Yesterday I started what I hope will become a really rewarding experience: I had my first day with a student who wants to learn how to make quilts. Molly has a sewing machine and has used it for small gift projects and home dec, so we don’t have to learn how to thread the needle. But she has not made quilts.
How to start! ? !
My personal prejudice is that too many teachers of beginning quilting pile it on with too much detail and too many rules. I like to get people sewing, so they can get hooked on the joy of creation before they are turned off by the frustration of "not getting it right.” I thought it might be fun to chronicle Molly’s learning and see what she makes.
We talked about what she wanted to make – a baby quilt – and what pattern/approach she would like. I gave her a choice of three traditional quilting concepts: nine-patch, rail fence, and log cabin. She decided on log cabin.
I think all of those three concepts have much to recommend them to beginners. They’re all so firmly grounded in the traditions of quilting that anybody drawn to the quilt format will feel comfortable. But they all lend themselves to a low-rules approach to construction and design. With any of those three concepts you can make a very traditional feeling quilt, or a very contemporary, edgy one.
First we chose fabrics. I have a stash of fabrics, largely traditional calico small prints, that I have outgrown as my own quilts have become contemporary and abstract.
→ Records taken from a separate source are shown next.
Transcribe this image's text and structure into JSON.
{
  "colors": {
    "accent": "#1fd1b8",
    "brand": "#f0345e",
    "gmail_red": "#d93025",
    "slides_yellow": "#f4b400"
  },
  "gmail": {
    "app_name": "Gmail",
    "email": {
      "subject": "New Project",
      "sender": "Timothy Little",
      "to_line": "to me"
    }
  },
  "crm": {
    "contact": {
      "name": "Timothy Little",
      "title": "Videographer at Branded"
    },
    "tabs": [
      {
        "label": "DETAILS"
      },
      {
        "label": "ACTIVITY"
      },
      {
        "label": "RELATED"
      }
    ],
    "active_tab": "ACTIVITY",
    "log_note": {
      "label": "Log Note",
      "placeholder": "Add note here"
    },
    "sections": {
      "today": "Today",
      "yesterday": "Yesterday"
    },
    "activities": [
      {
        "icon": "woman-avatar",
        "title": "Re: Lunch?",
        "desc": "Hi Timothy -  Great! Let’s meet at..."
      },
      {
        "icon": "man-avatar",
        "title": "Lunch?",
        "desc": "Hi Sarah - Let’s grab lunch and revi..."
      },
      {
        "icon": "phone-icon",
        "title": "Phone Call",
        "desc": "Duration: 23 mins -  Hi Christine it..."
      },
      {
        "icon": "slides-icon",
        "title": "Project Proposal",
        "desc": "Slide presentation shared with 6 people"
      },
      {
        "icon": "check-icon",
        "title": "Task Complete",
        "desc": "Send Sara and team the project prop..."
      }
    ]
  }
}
They’re all folded neatly in a “library” so it’s easy to choose a palette.
Molly was happy to find a lot of earth tones, and I was happy to divest them – those of us who lived through the 70s (and bought lots of fabric) are usually not thrilled to remember those glory days of brown. She chose about a dozen fabrics, making sure to have a wide range of values, with a couple of light-lights to perk up the mediums and darks. If you have chosen a good palette, you don't have to make a lot of subsequent decisions, just grab whichever strip is on top of the pile or seems to be the right length to match the piece you're sewing it to.
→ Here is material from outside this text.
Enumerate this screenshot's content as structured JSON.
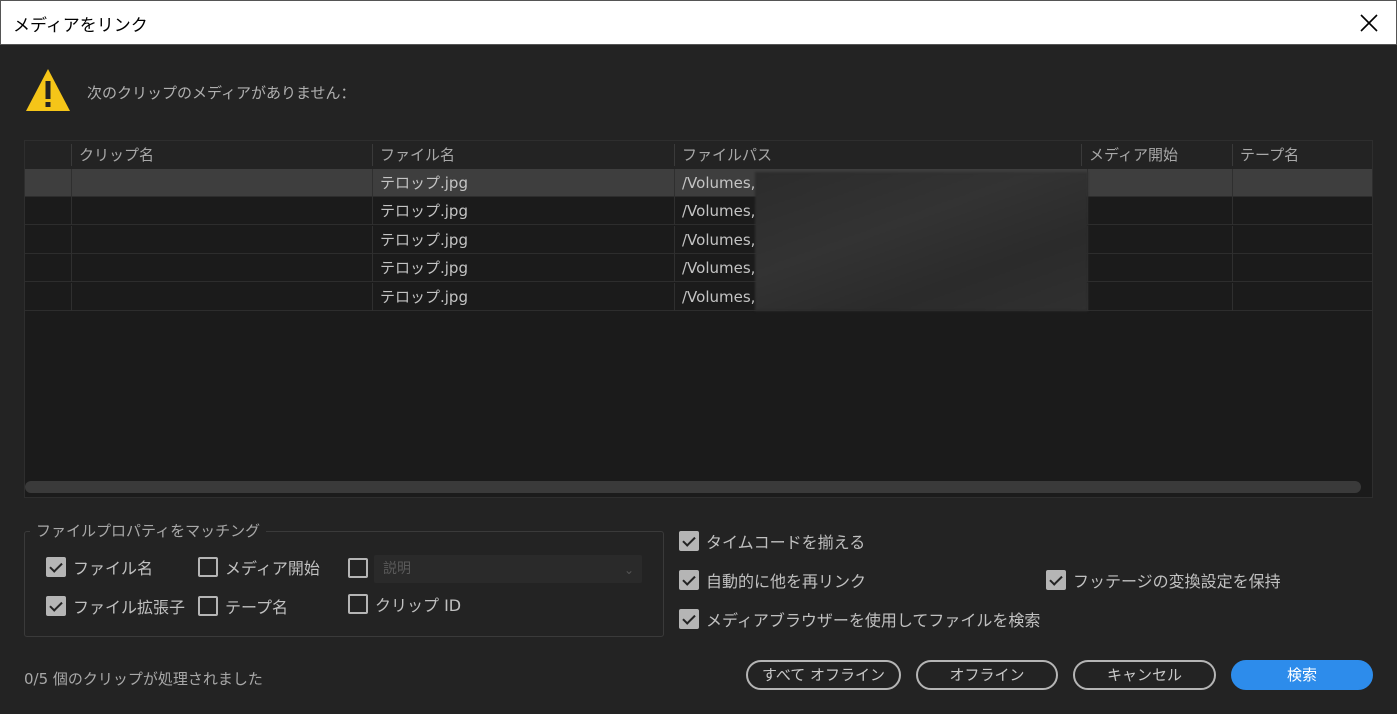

We decided to make nine blocks, so we cut nine three-inch squares for the log cabin centers. Then we cut a bunch of strips in varying widths. Molly sewed a strip to each of the centers, chain-piecing the whole set before cutting them apart and pressing. Then she added a second strip to each block. She took everything home and for our next meeting will have nine blocks ready to trim and sew together. We decided there would be no rules: you don’t have to sew strips in a particular order or in a particular color plan or keep the center square exactly in the center of the block.
Two strips sewed to each center square.
There are only two things that I tell beginning piecers to worry about: sewing a straight seam and pressing VERY CAREFULLY.
We talk about how it’s important to start with straight edges on your pieces (thank you, rotary cutters), and to align the two pieces of fabric carefully before you take them to the sewing machine. Don’t watch the needle as you stitch, but rather watch the cut edge of the fabric and concentrate on guiding it past your chosen landmark, about a quarter-inch to the right of the needle. The landmark can be a line on your stitch plate, or a place on the presser foot itself, or the edge of the feed dog plate, or a mark you have drawn in ink on your machine bed – whatever seems good for you.
Molly is using the edge of her sewing machine foot as the landmark. It’s not exactly a quarter-inch, but so what? As long as she always uses the same landmark, her seams will be straight and uniform. If she decides later in her quilting career that she needs to construct quilt blocks with great precision, she’ll be able to do so because she will know exactly how wide her seams are.
And we talk about pressing – how you start on the back of the work by gently guiding the seam to the correct direction, then flip the piece over and do serious pressing from the front. How you set the iron down behind the seam and use its flat edge as a bulldozer to push the fullness ahead of you, to make sure the seam is completely open before you add pressure.
All the other details can wait. And maybe we’ll never get to them! I am constantly surprised and thrilled that you can make beautiful quilts without templates, without a lot of measuring, without a lot of advance planning, without a lot of worrying. If you don’t have to worry about bureaucratic details, you can keep your mind clear to think about the colors, the design, the beauty, the art.